For Lower, she envisioned “a transformative spirits company untethered by tradition, history, orientation, gender, or beliefs.” Not only, in her mind, did this mean challenging gender norms in the spirits industry, but it also went against traditional distilling taboos. She’s focused Highline on “sourcing, blending, batching, and special-finishing super-premium and ultra-premium small-batch spirits completely unique unto themselves.”

“As I started learning about the industry over ten years ago,” said Lower when she launched her brand last August, “I was fascinated with the evolution of a spirit based on weather, terroir, wood, grain, and yeast. Yet I was also struck by how myopic the final distillate landing in the bottle could be. Most whiskey on the shelf is controlled by a very small group of people, marketing to an American consumer who no longer looks as it did when the industry started.

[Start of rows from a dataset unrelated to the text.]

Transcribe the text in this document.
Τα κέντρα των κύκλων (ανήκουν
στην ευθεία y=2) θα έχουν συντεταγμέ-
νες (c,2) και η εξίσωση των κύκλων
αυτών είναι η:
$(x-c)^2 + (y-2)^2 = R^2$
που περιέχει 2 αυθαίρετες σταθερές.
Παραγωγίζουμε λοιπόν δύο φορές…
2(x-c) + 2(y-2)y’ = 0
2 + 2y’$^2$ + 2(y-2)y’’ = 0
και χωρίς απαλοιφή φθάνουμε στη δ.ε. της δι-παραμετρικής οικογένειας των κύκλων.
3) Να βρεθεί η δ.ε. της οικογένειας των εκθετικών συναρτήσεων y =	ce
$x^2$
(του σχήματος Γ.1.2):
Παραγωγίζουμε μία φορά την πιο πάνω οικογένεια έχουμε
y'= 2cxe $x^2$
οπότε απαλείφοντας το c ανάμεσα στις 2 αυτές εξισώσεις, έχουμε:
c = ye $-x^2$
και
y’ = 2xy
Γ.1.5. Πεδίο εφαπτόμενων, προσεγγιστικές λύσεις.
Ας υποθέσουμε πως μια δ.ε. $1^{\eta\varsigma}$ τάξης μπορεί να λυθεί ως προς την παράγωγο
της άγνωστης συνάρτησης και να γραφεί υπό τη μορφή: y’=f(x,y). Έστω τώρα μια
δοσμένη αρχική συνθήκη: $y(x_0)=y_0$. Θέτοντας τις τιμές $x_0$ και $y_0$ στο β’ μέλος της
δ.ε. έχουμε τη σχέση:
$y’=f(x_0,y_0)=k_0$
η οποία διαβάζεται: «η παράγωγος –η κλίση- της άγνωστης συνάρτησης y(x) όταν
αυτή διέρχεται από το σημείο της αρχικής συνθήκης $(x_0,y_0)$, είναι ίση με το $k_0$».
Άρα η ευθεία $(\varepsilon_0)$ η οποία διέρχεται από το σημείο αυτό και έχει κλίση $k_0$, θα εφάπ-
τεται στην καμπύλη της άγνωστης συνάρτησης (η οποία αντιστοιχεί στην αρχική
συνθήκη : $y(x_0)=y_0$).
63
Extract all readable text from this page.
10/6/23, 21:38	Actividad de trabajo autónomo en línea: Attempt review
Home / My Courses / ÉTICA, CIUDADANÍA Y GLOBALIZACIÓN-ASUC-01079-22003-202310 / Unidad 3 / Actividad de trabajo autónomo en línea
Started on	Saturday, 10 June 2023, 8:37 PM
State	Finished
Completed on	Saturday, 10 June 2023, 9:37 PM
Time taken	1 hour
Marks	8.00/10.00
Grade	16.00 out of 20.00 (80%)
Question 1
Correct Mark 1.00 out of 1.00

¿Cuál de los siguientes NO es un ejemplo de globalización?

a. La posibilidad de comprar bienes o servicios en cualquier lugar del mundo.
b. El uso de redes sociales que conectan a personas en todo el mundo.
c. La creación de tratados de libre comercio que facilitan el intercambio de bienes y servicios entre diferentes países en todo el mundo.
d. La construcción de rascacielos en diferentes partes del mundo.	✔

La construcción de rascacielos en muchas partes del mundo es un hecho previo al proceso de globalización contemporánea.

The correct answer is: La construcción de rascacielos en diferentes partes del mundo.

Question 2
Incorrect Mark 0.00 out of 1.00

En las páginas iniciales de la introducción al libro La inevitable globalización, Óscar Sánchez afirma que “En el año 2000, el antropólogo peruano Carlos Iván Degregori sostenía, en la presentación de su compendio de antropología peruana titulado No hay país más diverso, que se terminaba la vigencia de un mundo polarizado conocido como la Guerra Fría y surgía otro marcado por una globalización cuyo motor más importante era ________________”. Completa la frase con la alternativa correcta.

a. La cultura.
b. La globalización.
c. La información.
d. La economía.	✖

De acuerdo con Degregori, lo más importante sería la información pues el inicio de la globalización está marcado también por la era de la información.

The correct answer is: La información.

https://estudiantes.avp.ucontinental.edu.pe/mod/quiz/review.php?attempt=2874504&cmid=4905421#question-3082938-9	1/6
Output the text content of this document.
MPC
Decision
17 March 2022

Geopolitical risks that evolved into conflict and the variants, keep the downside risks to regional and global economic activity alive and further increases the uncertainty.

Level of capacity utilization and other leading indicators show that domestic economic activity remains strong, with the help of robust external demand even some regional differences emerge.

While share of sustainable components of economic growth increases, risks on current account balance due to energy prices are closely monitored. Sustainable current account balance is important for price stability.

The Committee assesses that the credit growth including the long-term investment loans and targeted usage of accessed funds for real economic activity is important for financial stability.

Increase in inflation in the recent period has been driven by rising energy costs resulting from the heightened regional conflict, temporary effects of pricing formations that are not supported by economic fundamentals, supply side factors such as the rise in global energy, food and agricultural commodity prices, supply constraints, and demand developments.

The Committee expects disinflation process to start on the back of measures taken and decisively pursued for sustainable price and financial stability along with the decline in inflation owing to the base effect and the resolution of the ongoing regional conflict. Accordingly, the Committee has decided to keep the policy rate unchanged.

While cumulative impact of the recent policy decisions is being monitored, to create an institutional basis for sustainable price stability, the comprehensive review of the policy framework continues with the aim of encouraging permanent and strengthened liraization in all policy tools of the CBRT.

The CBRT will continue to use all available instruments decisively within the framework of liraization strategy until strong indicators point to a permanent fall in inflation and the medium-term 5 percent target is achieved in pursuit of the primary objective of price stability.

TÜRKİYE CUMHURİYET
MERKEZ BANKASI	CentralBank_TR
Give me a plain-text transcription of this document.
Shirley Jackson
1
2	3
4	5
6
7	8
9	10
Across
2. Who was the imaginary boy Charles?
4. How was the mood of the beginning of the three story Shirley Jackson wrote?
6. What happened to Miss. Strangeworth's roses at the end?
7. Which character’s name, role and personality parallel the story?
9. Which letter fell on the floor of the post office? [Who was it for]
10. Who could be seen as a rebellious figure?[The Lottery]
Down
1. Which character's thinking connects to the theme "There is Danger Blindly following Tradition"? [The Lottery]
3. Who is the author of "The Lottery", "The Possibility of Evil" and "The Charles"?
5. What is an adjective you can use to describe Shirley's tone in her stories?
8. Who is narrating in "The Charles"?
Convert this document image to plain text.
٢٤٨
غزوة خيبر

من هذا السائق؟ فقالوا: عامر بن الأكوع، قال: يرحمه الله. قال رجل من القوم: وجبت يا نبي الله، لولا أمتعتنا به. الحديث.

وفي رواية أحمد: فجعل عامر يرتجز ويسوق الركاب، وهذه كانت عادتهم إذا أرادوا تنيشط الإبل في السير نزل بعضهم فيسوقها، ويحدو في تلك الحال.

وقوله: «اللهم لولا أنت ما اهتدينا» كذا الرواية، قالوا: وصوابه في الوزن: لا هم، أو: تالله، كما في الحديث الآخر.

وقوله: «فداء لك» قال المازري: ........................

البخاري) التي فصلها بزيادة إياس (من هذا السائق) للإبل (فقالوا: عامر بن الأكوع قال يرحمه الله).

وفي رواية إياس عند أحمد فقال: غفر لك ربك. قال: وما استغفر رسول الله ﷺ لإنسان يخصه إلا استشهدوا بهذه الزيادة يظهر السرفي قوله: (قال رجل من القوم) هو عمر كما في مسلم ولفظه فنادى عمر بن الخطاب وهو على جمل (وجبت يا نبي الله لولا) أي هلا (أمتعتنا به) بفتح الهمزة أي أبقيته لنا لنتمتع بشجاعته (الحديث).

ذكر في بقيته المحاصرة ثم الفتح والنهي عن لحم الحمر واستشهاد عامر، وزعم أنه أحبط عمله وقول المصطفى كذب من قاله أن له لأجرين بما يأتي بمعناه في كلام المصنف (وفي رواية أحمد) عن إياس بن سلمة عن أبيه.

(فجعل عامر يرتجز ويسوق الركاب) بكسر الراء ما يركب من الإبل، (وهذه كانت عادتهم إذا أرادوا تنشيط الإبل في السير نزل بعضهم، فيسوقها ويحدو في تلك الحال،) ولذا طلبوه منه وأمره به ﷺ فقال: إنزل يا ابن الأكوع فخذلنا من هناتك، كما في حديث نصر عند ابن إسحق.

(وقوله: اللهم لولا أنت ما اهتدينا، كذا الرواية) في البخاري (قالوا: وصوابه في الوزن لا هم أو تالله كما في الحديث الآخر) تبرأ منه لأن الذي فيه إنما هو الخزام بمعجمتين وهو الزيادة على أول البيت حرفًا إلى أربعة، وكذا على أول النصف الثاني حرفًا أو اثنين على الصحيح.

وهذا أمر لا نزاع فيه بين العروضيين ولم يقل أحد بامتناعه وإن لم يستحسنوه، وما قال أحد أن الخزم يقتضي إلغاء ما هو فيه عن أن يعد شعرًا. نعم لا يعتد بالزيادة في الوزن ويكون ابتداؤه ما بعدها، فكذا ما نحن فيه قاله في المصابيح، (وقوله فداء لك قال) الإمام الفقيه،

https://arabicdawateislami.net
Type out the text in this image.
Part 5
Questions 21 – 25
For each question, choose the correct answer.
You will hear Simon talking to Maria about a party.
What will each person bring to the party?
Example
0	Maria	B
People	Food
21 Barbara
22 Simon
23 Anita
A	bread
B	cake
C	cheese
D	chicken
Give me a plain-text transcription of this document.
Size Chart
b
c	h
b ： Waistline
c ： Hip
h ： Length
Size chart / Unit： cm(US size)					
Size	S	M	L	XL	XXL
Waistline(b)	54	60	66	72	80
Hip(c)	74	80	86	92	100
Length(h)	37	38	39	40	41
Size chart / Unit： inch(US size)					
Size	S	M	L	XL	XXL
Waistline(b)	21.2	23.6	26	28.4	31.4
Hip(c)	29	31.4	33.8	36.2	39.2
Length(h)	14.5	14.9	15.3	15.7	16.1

“Our culture is evolving. Our spirits should also be evolving with different personalities, perspectives and practices to reflect that growth and dimension.”

To this end, alongside hiring a diverse staff, Highline entered the market with four limited-edition flagship products. The one I’m reviewing today, Highline Triple Rye Whiskey, is a blend of 5, 5 1/2, and 10-year-old rye whiskeys from an undisclosed source (there’s a high malt barley indication from the brand on this one as well). It is bottled at 48.5% ABV and priced at $79.99.